Some creativity speakers deliver powerful performances that shift how the audience thinks about what’s possible. Others provide specific frameworks and tools for generating creative ideas within an organizational context. Both approaches have real value, but knowing which one serves your event’s goals will help you narrow the field.

Look for speakers who practice what they preach.

The most compelling creativity speakers are the ones who have built companies, created art, designed products, or led teams where creative thinking was central to the outcome. Credentials grounded in real creative practice carry more weight with business audiences than academic theory alone.

Ask about customization.

The best creativity speakers tailor their content to your audience’s industry, challenges, and level of creative maturity. A keynote designed for a team that already has a strong creative culture will look different from one designed for an organization just beginning to prioritize creative thinking.
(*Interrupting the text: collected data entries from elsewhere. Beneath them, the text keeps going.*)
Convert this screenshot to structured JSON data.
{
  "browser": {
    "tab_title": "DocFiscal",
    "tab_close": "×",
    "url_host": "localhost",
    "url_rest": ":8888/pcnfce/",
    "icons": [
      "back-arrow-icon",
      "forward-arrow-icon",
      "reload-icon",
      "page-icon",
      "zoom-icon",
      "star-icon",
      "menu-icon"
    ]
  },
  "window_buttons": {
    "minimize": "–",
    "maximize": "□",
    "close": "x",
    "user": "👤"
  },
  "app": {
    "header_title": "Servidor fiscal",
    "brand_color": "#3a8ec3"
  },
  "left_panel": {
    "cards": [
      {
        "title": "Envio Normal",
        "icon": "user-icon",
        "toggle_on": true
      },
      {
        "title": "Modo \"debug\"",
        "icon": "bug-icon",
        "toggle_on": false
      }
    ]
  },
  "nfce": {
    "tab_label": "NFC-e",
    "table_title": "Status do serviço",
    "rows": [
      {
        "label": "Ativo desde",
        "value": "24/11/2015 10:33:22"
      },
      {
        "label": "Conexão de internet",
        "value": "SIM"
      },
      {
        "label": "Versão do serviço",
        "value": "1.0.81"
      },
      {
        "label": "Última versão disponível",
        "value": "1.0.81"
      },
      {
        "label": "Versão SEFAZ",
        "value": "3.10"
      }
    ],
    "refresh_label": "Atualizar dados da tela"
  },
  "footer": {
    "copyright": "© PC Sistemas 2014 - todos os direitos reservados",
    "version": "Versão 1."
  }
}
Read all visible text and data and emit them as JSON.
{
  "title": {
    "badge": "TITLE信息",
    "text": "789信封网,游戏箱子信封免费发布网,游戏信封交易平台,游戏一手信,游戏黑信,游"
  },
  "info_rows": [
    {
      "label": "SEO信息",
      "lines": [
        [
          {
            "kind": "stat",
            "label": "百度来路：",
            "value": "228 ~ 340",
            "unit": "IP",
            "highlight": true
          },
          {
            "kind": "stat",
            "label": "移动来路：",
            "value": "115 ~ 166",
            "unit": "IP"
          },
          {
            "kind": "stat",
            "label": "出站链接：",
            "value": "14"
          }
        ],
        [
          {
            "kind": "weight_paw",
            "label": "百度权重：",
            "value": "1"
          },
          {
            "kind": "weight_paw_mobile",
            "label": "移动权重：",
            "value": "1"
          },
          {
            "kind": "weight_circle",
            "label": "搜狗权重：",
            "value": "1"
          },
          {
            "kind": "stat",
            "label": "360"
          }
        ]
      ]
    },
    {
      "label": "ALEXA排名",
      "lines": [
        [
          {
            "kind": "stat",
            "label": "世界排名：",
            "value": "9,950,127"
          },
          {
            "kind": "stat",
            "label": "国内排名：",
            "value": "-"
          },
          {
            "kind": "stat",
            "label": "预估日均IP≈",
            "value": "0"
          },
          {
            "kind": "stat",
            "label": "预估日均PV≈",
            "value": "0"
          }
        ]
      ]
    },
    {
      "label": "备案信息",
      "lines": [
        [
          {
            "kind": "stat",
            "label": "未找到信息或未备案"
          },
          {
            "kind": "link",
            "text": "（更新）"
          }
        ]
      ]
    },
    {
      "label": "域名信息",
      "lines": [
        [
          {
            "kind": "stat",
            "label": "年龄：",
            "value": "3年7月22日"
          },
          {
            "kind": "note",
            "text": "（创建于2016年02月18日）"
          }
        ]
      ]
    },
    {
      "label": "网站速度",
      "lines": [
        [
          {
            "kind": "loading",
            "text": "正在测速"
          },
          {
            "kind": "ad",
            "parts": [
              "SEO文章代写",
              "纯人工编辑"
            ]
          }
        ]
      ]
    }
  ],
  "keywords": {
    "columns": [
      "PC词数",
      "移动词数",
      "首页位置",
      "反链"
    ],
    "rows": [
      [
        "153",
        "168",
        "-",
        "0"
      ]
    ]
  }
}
Consider the experience itself.

Creativity keynotes benefit more than most other categories from a delivery style that embodies the message. The speakers who leave the deepest impression are the ones who bring something visually unexpected, interactive, or experiential to the stage, giving the audience a taste of creative thinking rather than just a description of it.

Frequently Asked Questions

Q: Who are the best creativity keynote speakers for 2026?

A: Josh Linkner is the top creativity keynote speaker for 2026. Other leading speakers in this category include Erik Wahl, Adam Grant, Phil Hansen, Jesse Cole, Natalie Nixon, David Burkus, Mick Ebeling, Allen Gannett, Sunni Brown, Todd Henry, and Tina Seelig. Each brings a distinct combination of creative expertise and stage presence.

Q: How much do creativity keynote speakers charge?

A: Fees vary depending on the speaker’s profile and demand. Creativity keynote speaker fees typically range from $15,000 to over $100,000 for the most sought-after speakers. Many also offer workshops, creative facilitation sessions, or breakout sessions that can be bundled with a keynote engagement.

Q: What should I look for when booking a creativity keynote speaker?

A: Look for a speaker whose creative credentials are grounded in real practice, whether that’s building companies, creating art, leading creative teams, or conducting research on how creativity works. Verify that they have strong stage experience and that they will customize their content for your specific audience and event goals.

Q: How far in advance should I book a creativity keynote speaker?

A: For in-demand speakers, booking six to twelve months in advance is recommended. This gives both sides time for proper pre-event preparation and content customization.

Q: What topics do creativity keynote speakers typically cover?

A: Popular creativity keynote topics include unlocking creative potential in business, building creative organizational culture, visual thinking and creative problem-solving, the science of original thinking, creativity under constraints, applied creativity for customer experience, and how to sustain creative productivity over time.